Но тут же вновь поперхнулся смехом: надо ж удумать такое — предложить Ганса командиром в женскую обитель.
— Если Ганс пробст, я тогда — пенитенциарий
[124] — Маркус швырнул мудрёное слово, словно полено в костёр веселья.
— Я наконец-то понял старинную мудрость — доверять можно только покойникам. — Гюнтер попытался остаться серьёзным.
— И то если зарыт не меньше, чем на десять футов, и зубами в землю. — В Макса словно бесёнок веселья вселился. А может, и не покидал его никогда.
— Счас вам представится возможность зарыть тройку-другую молодчиков в землю, — ткнул в сторону ворот Маркус.
— Возможно, это будем мы сами, — пытался сострить и Гийом.

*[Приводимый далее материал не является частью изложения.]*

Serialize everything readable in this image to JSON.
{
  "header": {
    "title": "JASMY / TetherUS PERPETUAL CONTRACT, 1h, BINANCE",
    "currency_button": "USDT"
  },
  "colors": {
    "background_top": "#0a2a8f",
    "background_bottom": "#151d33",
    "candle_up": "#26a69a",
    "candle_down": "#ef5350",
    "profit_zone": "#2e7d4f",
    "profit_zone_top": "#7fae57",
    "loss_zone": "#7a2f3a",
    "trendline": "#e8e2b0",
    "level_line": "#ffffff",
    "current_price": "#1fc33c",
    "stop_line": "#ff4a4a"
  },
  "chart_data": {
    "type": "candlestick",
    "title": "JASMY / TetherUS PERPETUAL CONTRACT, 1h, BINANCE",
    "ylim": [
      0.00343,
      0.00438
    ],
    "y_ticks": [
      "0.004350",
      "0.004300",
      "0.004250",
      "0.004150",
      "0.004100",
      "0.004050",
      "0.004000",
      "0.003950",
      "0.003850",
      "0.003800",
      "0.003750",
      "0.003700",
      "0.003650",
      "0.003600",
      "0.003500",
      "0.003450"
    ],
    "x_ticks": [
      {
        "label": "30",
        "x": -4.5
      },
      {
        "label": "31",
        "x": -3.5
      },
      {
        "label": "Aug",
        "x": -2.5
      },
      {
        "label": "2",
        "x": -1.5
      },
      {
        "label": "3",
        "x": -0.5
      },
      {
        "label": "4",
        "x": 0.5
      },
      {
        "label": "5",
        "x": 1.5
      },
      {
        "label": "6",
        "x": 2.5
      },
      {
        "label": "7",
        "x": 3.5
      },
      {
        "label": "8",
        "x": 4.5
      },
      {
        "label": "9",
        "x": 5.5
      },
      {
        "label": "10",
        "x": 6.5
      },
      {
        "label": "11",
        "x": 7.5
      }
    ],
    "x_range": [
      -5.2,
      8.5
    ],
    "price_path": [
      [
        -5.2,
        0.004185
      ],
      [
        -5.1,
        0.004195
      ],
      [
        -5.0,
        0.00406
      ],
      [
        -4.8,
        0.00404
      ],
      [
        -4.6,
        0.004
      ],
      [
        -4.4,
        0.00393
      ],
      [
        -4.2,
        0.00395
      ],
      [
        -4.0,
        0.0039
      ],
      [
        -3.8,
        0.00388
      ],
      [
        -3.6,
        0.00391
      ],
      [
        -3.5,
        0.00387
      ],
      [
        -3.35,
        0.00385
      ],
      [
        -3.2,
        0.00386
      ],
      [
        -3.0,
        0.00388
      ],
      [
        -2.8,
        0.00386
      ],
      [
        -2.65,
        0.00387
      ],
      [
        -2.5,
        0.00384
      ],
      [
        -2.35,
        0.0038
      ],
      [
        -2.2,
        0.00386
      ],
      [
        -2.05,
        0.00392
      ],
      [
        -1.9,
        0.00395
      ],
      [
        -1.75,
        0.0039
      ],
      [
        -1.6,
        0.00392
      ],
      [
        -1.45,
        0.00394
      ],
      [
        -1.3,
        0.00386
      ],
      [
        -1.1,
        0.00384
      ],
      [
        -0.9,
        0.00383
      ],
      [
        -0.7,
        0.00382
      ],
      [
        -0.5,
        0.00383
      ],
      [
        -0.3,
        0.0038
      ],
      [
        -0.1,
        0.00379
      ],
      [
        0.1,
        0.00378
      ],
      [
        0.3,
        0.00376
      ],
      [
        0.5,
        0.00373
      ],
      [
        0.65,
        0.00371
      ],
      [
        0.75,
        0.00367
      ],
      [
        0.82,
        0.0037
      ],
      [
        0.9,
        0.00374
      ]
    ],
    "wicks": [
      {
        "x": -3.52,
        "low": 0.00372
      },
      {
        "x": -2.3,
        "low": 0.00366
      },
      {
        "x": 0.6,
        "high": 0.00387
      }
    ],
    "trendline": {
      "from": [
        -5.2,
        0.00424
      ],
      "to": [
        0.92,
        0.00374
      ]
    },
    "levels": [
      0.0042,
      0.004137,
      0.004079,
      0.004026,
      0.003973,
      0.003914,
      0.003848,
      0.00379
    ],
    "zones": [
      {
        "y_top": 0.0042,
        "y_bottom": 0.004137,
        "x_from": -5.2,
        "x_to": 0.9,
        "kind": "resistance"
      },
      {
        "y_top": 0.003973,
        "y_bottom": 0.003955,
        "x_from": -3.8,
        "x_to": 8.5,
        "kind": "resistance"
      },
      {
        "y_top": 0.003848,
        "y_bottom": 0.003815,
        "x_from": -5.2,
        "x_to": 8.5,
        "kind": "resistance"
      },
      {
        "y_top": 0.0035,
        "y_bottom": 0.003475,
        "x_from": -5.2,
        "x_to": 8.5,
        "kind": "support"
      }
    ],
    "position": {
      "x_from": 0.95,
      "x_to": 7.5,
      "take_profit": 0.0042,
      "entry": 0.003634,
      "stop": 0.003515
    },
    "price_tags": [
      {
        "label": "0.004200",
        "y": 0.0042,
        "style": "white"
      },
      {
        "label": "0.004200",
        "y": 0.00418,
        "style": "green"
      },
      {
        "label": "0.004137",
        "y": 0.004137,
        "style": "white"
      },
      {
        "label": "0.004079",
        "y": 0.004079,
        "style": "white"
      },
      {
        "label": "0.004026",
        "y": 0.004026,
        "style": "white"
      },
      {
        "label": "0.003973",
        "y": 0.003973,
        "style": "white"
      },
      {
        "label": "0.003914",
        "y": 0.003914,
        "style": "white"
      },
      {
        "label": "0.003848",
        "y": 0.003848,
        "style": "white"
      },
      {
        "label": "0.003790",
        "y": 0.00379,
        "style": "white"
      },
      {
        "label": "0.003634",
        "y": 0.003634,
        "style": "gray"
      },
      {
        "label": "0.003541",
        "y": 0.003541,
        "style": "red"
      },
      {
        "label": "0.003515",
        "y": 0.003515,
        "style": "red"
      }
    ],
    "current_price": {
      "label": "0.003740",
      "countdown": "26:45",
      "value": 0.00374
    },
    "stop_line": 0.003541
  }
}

— Что-то не наблюдаю у них шанцевого инструмента, — Макс явно сегодня собрался быть с костлявой запанибрата.
— Кляп в рот
[125] — Михель ничуть не удивился, что у него вырвалась чисто морская команда, — слишком часто он в последние дни думал о море. Поразило, что его поняли и дружно умолкли.
— Говорим либо я, либо Гюнтер, остальные слушаются и подчиняются, — добавил Михель и тут же ввернул, поминая старое: — Понял, Ганс?
— Не сомневайся, — несколько смущённо отозвался Ганс. Кому ж понравится, если тебе, как первогодку-несмышлёнышу, напоминают персонально.
Въехавших во двор было не так уж много.
— Чёртова дюжина, — счёл Михель и тут же со вздохом про себя добавил: — Кажется, точно шведы, будь они неладны.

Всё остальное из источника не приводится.